Now all of this might sound like a golden ticket, but here’s the plot twist: the gold is literally radioactive when its formed and requires 17 years old quote unquote "cool down" time to be sellable. And since the price of gold fluctuates, you can’t really know how much your golden ticket is worth today. And while the concept is rooted in well-understood nuclear physics, it’s important to note that this process exists only in simulations and theoretical designs published in a preprint. No experimental reactor has yet demonstrated gold production at this scale—and, in fact, commercial fusion power itself has not yet been achieved. Until a functioning, sustained fusion plant is built, the gold-making side of this idea remains entirely unproven.

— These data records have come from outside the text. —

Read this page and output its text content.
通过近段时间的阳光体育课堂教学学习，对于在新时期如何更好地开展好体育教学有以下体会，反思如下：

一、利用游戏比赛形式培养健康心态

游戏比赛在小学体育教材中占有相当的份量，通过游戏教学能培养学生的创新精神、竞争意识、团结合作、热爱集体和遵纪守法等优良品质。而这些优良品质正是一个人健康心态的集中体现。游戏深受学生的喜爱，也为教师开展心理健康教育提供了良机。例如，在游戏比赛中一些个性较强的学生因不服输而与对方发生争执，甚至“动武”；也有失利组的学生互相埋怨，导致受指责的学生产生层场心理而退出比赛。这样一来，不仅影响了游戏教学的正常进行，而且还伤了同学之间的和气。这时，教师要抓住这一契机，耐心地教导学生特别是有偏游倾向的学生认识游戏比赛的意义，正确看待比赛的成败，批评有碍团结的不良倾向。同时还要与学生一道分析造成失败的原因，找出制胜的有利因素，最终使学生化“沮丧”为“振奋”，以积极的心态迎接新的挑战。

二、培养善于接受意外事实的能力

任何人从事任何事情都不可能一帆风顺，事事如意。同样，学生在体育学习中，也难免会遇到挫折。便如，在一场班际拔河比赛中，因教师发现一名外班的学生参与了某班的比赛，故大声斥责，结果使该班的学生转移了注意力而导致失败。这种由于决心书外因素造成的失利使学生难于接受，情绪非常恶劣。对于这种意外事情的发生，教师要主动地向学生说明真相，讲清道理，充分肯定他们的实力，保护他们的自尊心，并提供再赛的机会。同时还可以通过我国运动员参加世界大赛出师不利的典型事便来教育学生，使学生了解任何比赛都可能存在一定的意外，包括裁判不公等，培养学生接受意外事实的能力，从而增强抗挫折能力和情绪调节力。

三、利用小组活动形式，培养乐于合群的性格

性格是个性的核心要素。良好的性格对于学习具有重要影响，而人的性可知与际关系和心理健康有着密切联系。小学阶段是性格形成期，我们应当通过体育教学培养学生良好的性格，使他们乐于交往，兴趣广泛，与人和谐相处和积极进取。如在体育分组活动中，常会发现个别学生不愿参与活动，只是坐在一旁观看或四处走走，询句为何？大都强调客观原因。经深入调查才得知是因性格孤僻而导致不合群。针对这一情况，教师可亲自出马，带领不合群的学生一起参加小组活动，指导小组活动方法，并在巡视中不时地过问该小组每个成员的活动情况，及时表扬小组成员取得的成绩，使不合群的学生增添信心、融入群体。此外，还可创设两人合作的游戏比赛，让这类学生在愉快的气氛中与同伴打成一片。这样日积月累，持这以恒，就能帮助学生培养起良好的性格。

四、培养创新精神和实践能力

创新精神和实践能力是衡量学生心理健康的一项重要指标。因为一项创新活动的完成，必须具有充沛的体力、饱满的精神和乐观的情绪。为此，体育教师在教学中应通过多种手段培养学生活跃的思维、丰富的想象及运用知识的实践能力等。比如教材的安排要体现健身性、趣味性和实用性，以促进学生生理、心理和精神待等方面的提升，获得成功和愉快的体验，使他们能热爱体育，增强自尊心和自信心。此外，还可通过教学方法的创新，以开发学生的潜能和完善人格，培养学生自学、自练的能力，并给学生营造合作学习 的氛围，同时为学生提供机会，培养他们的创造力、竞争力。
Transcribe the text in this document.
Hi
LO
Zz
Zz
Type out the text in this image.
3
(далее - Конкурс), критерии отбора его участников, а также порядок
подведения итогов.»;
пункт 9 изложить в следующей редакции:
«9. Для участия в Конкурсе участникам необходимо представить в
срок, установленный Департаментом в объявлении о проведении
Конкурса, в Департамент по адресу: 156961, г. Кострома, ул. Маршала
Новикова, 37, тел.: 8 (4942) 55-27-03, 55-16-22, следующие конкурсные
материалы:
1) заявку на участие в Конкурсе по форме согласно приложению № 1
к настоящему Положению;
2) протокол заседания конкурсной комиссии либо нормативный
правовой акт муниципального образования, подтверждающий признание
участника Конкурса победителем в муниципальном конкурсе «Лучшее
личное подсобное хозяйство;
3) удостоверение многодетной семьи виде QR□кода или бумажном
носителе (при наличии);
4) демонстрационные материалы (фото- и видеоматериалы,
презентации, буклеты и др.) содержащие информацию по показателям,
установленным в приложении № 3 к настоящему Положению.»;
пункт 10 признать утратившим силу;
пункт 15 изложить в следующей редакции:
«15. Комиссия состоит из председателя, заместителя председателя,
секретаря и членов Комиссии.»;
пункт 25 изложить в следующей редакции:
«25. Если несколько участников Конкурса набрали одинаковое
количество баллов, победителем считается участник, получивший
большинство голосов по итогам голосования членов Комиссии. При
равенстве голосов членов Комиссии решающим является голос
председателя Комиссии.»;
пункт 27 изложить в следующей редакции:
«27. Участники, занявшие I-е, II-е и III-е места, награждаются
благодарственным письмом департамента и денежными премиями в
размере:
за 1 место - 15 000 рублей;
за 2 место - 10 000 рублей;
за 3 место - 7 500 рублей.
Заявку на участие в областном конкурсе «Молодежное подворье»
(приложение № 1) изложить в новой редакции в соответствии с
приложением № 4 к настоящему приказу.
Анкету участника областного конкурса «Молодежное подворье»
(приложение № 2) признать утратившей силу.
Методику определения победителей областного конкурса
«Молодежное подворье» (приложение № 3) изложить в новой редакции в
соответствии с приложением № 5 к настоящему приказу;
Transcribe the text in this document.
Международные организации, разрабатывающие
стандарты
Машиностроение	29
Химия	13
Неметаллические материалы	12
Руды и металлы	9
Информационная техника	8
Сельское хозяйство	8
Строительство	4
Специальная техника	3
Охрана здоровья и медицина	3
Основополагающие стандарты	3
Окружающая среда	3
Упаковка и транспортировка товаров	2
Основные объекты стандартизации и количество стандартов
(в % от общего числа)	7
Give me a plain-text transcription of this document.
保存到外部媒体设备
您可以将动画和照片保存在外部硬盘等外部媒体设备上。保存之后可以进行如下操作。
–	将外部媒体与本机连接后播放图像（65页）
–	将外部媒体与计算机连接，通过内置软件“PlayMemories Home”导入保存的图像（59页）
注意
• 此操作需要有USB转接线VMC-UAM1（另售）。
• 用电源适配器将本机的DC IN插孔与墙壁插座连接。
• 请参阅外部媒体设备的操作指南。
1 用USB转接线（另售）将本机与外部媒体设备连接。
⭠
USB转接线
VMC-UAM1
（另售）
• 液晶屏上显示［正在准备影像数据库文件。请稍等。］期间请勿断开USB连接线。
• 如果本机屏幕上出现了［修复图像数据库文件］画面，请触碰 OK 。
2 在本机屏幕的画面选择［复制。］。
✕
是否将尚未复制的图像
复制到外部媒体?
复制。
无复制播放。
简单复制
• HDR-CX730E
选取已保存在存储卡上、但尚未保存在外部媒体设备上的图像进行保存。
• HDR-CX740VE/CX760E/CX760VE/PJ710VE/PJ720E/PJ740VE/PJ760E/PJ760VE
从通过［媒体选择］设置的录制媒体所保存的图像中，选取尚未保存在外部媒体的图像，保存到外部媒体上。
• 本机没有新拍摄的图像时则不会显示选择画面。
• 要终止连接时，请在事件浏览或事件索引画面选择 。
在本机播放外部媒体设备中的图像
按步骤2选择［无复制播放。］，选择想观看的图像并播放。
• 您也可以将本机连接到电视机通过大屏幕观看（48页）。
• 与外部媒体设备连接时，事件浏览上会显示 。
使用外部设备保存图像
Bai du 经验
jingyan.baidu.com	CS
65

Another practical challenge is the source material. The process specifically requires mercury-198, which makes up only about 10% of naturally occurring mercury. That means large-scale production would require isotope enrichment or separation—technically feasible but costly, energy-intensive, and subject to strict handling regulations due to mercury’s toxicity.

 

Will this venture kill gold mining globally?

No. At least it won’t for a long time.

Let’s assume everything goes to plan to a tee, which is highly unlikely, but for this scenario to work we’ll roll with it, and it actually generates sellable gold. Two tonnes per gigawatt of thermal power per year is a drop in the bucket compared to the roughly 3,000 tonnes mined annually worldwide. Even if dozens of such reactors were built, the ramp-up would be gradual, giving markets time to adjust. Gold prices are influenced not just by physical supply, but by investor sentiment, central bank reserves, jewellery demand, and its role as a hedge against economic uncertainty. That said, if fusion transmutation ever reached the point of flooding the market with hundreds of tonnes annually, prices could soften, which might squeeze margins for small miners and impact jobs in gold mining regions. In practice, though, the biggest near-term “risk” isn’t to miners—it’s that fusion-generated gold would take nearly two decades to cool down before being sold, making it more of a long-term curiosity than an immediate economic disruptor.

 

A New Golden Age?

But, with all this being said. The notion of turning lead (or mercury) into gold has travelled a remarkable trajectory, I mean, think about it, from ancient mystics stirring potions in clay crucibles to modern physicists designing cutting-edge fusion reactors. For centuries it was a fanciful metaphor for human transformation and ambition; in the 20th century it became a literal (if costly) laboratory reality; and now in the 21st, it’s being revisited as a practical side-business of fusion energy. There’s a poetic symmetry in this progression. The alchemists sought a Philosopher’s Stone to gain wealth and life. In a way, fusion is a kind of Philosopher’s Stone for our age – a source of virtually limitless energy. If it also happens to spill a bit of gold out of its reaction chamber, all the better.

But of course, extraordinary claims require extraordinary proof. Marathon Fusion’s concept will need to undergo rigorous peer review and, ultimately, real-world testing. Sceptics note that many fusion and transmutation ideas have glimmered with promise only to face setbacks. So all that we can do right now is watch from afar and see what happens.

But the dream that once obsessed emperors and emperors’ magicians is now, with no small sense of irony, being pursued not by robed mystics, but by hoodie-wearing startup founders and lab-coated plasma physicists.